To 120 ml of a reaction mixture containing 13-15 g of cephalotin sodium / resp. 15.5 to 17.8 g of cephalotin triethylamine salt, 7 g of triethylamine, 1.7 g of sodium chloride, 4.9 g of pivalic acid, 0.5 g of thiopheneacetic acid, about 2.5 g of unidentified decomposition products and impurities from starting material and 80 ml of water were added 200 ml of ethyl acetate. While stirring, the aqueous solution is acidified with dilute hydrochloric acid to pH 1.5 to 1. After acidification, the mixture is stirred for 30 minutes and left to rest for 40 to 60 minutes. The lower aqueous layer is extracted once more with 30 to 100 ml of ethyl acetate and, after separation of the extract, the organic layers are combined, washed 3 times with 100 ml of water until neutral. The ethyl acetate solution is stirred with 1.8 g of carboraffin and filtered. ·

A solution of 60 ml of water, 6 g of crystalline sodium acetate and 18 g of sodium chloride is added to the filtrate and the mixture is stirred. After 30 minutes, the cephalotin sodium crystallizes out of the mixture.

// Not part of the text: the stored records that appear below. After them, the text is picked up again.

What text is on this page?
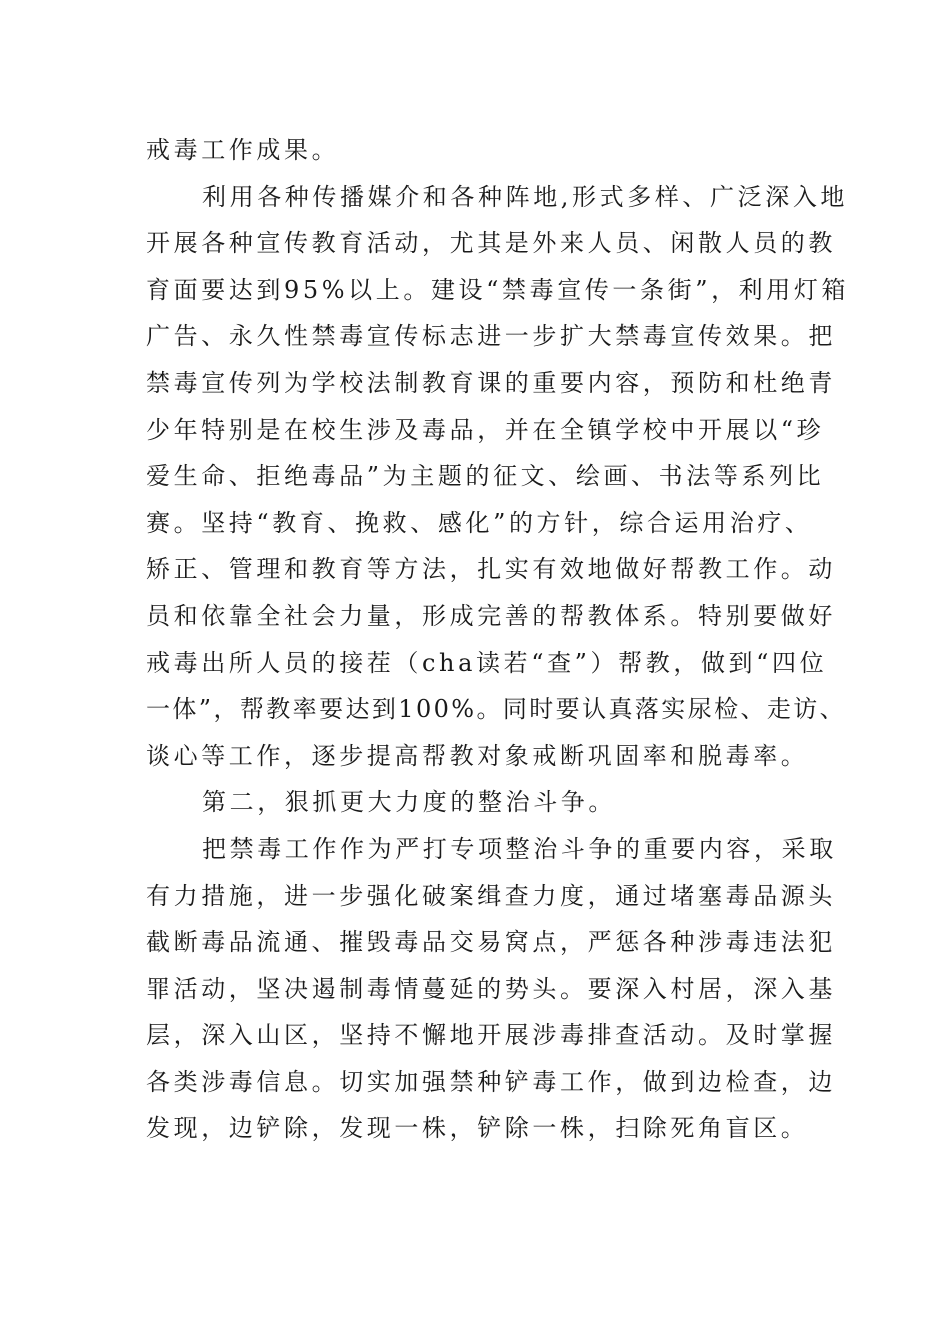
戒毒工作成果。
利用各种传播媒介和各种阵地,形式多样、广泛深入地
开展各种宣传教育活动，尤其是外来人员、闲散人员的教
育面要达到95%以上。建设“禁毒宣传一条街”，利用灯箱
广告、永久性禁毒宣传标志进一步扩大禁毒宣传效果。把
禁毒宣传列为学校法制教育课的重要内容，预防和杜绝青
少年特别是在校生涉及毒品，并在全镇学校中开展以“珍
爱生命、拒绝毒品”为主题的征文、绘画、书法等系列比
赛。坚持“教育、挽救、感化”的方针，综合运用治疗、
矫正、管理和教育等方法，扎实有效地做好帮教工作。动
员和依靠全社会力量，形成完善的帮教体系。特别要做好
戒毒出所人员的接茬（cha读若“查”）帮教，做到“四位
一体”，帮教率要达到100%。同时要认真落实尿检、走访、
谈心等工作，逐步提高帮教对象戒断巩固率和脱毒率。
第二，狠抓更大力度的整治斗争。
把禁毒工作作为严打专项整治斗争的重要内容，采取
有力措施，进一步强化破案缉查力度，通过堵塞毒品源头
截断毒品流通、摧毁毒品交易窝点，严惩各种涉毒违法犯
罪活动，坚决遏制毒情蔓延的势头。要深入村居，深入基
层，深入山区，坚持不懈地开展涉毒排查活动。及时掌握
各类涉毒信息。切实加强禁种铲毒工作，做到边检查，边
发现，边铲除，发现一株，铲除一株，扫除死角盲区。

After 2 hours, the crystalline product is collected on a centrifuge and washed with 50 to 100 ml of acetone. After drying, 12.5 to 14.5 g of cephalotin sodium are obtained with a content of 95 to 98% as determined by liquid chromatography and an absorbance at below 0.2. The sodium chloride content ranges from 0.05 to 0.17%. The purification yield is 96% of theory.

CS 271251 Bl

Example 2 /

The procedure is as in example no. 1, but a solution of 60 ml of water, 13 g of sodium chloride and 6 g of crystalline sodium acetate is added to the acetate filtrate, and the procedure of Example 1 is repeated. 1. 11.5-12 g of cephalotin sodium are obtained. Absorbance Α ^ θθ * 0.1 to 0.15 and 97 to 99% content.

Claims (2)

INVENTION Process for purification or isolation of cephalotin sodium from an aqueous solution of 7- (2-thienylacetamido) -cephalosporanoic acid obtained from a reaction mass containing 7- (2-thienylacetamido) -cephalosporanoic acid sodium salt or even 7- (2-thienylacetamido) triethylammonium salt -cephalosporanic acid, optionally mixtures thereof with 7- (2-thienylacetamido) -cephalosporanic acid, acidifying with a strong mineral acid to pH = 1 to 2, extraction with an alkyl acetate having a carbon number of 2 to 4 in alkyl and optionally purifying the acetate solution with activated charcoal; an aqueous solution of sodium acetate in an amount of 1 to 1.4 eq. and sodium chloride in an amount of 4.5 to 7.45 eq. per equivalent of 7- (2-thienylacetamido) -cephalosporanoic acid at a total salt concentration in an aqueous solution of 17 to 26 weight percent at a temperature of 15 to 25 ° C and after 30 min to 3 h the crystallized cephalotin sodium salt is isolated.